Its only function is this one case. Whereas the Arc version is built by combining highly orthogonal components that can be recombined to solve completely different problems. Do you really not see the difference?

This is why the appropriate test is the ability for an average programmer to put together a DSL for a randomly-selected problem domain: it actually speaks to the power of the language. The characteristics of orthogonality and combinatorial flexibility is what DSLs are made to do. Arc doesn't have a monopoly on them. The only thing that is interesting here is your choice to include web-specific functionality in Arc. I think it's a great choice, but it just doesn't say much about the general expressiveness of the language as a whole.

We may have reached the point here where splitting hairs over DSLs versus included libraries is not going to get anybody anywhere. From what I understand, I would certainly agree that Arc programmers having such easy access to stateless web programming in a highly flexible manner is a great thing for the language.
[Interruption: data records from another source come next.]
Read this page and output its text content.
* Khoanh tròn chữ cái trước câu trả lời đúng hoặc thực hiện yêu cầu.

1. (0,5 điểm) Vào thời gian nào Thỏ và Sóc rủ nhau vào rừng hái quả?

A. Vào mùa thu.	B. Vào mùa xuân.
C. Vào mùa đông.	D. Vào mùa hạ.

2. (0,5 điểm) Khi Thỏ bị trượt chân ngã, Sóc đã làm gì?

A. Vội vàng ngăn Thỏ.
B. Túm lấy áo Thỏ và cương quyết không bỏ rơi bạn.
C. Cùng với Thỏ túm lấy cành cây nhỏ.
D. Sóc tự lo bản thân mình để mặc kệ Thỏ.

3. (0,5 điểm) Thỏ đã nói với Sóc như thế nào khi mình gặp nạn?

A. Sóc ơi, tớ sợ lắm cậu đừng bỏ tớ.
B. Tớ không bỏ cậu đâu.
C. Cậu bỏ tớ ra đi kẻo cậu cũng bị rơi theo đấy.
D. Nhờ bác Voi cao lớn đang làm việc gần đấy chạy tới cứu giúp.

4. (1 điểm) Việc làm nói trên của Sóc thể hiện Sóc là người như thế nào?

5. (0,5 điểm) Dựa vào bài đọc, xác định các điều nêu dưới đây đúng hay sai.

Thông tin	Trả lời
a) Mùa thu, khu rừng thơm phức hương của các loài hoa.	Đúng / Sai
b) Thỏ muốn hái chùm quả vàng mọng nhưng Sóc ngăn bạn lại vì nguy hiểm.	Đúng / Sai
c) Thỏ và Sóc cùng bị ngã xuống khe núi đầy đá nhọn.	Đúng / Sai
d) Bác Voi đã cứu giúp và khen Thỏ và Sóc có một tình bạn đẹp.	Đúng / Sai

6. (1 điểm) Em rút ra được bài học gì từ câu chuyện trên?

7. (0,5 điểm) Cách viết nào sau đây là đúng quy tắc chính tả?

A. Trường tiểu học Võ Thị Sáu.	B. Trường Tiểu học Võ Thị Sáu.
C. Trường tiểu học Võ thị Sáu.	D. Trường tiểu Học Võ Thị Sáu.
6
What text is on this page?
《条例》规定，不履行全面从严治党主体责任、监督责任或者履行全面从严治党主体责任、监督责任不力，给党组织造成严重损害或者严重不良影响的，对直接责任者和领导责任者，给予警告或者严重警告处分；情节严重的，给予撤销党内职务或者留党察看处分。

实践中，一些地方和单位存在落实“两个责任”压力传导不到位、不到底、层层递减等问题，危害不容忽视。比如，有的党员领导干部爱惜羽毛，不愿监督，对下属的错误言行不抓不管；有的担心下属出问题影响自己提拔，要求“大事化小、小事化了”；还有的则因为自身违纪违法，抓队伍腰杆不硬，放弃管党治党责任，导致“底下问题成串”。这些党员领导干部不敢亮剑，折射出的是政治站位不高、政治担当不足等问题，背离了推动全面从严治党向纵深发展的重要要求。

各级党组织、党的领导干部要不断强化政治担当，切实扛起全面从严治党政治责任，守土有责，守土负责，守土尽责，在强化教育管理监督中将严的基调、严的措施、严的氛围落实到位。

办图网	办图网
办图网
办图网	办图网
But I would judge any language by the ability to easily add solutions to other problem domains that are highly orthogonal and flexible, not necessarily by the problem domains that are enabled by default.

Hope that makes sense. I think I finally figured out what your point was.


The Java solution I pasted is "built by combining highly orthogonal components that can be recombined to solve completely different problems".

createForm("click here", new Response("you said %foo"), new InputElement("foo"), new SubmitElement());

Does this not look like a combination of highly orthogonal components that could be recombined to solve a variety of problems?

So no, I can't see any different whatsoever. I'm guessing we'll just have to agree to disagree at this point.